Position-dependent mass charged particles in magnetic and Aharonov–Bohm flux fields: separability, exact and conditionally exact solvability

Abstract

Using cylindrical coordinates, we consider position-dependent mass (PDM) charged particles moving under the influence of magnetic, Aharonov–Bohm flux, and a pseudoharmonic or a generalized Killingbeck-type potential fields. We implement the PDM minimal coupling recipe (Mustafa in J Phys A Math Theor 52:148001, 2019), along with the PDM-momentum operator (Mustafa and Algadhi in Eur Phys J Plus 134:228, 2019), and report separability under radial cylindrical and azimuthal symmetrization settings.
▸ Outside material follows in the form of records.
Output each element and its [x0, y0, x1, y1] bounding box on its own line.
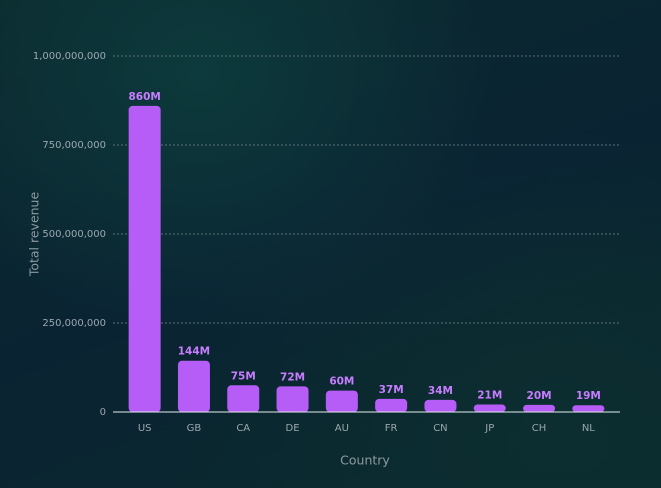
x-tick-label: CA [236, 423, 250, 434]
value-label: 20M [527, 390, 552, 402]
y-tick-label: 250,000,000 [42, 318, 106, 329]
value-label: 37M [379, 384, 404, 396]
value-label: 34M [428, 385, 453, 397]
bar [473, 404, 506, 412]
x-tick-label: CN [433, 423, 447, 434]
bar [227, 385, 260, 412]
value-label: 75M [231, 370, 256, 382]
bar [523, 404, 556, 412]
x-tick-label: AU [335, 423, 349, 434]
value-label: 860M [128, 91, 160, 103]
value-label: 144M [178, 346, 210, 358]
x-tick-label: NL [582, 423, 595, 434]
y-tick-label: 1,000,000,000 [33, 51, 106, 62]
bar [424, 399, 457, 412]
value-label: 21M [477, 390, 502, 402]
bar [177, 360, 210, 412]
bar [572, 405, 605, 412]
value-label: 72M [280, 371, 305, 383]
bar [276, 386, 309, 412]
y-tick-label: 500,000,000 [42, 229, 106, 240]
y-axis-title: Total revenue [27, 192, 42, 278]
x-tick-label: GB [187, 423, 202, 434]
x-tick-label: CH [532, 423, 547, 434]
value-label: 60M [329, 376, 354, 388]
x-tick-label: DE [286, 423, 300, 434]
x-tick-label: US [138, 423, 152, 434]
y-tick-label: 0 [100, 407, 106, 418]
value-label: 19M [576, 390, 601, 402]
x-tick-label: FR [385, 423, 398, 434]
x-axis-title: Country [340, 453, 390, 468]
x-tick-label: JP [484, 423, 494, 434]
bar [128, 105, 161, 412]
bar [325, 390, 358, 412]
y-tick-label: 750,000,000 [42, 140, 106, 151]
bar [375, 398, 408, 412]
For the radial Schrödinger part, we transform it into a radial one-dimensional Schrödinger-type and use two PDM settings, $$g\left( \rho \right) =\eta \rho ^{2}$$ and $$g\left( \rho \right) =\eta /\rho ^{2}$$ , to report on the exact solvability of PDM charged particles moving in three fields: magnetic, Aharonov–Bohm flux, and pseudoharmonic potential fields. Next, we consider the radial Schrödinger part as is and use the biconfluent Heun differential forms for two PDM settings, $$g\left( \rho \right) =\lambda \rho $$ and $$g\left( \rho \right) =\lambda /\rho ^{2}$$ , to report on the conditionally exact solvability of our PDM charged particles moving in three fields: magnetic, Aharonov–Bohm flux, and generalized Killingbeck potential fields. Yet, we report the spectral signatures of the one-dimensional z-dependent Schrödinger part on the overall eigenvalues and eigenfunctions, for all examples, using two z-dependent potential models (infinite potential well and Morse-type potentials).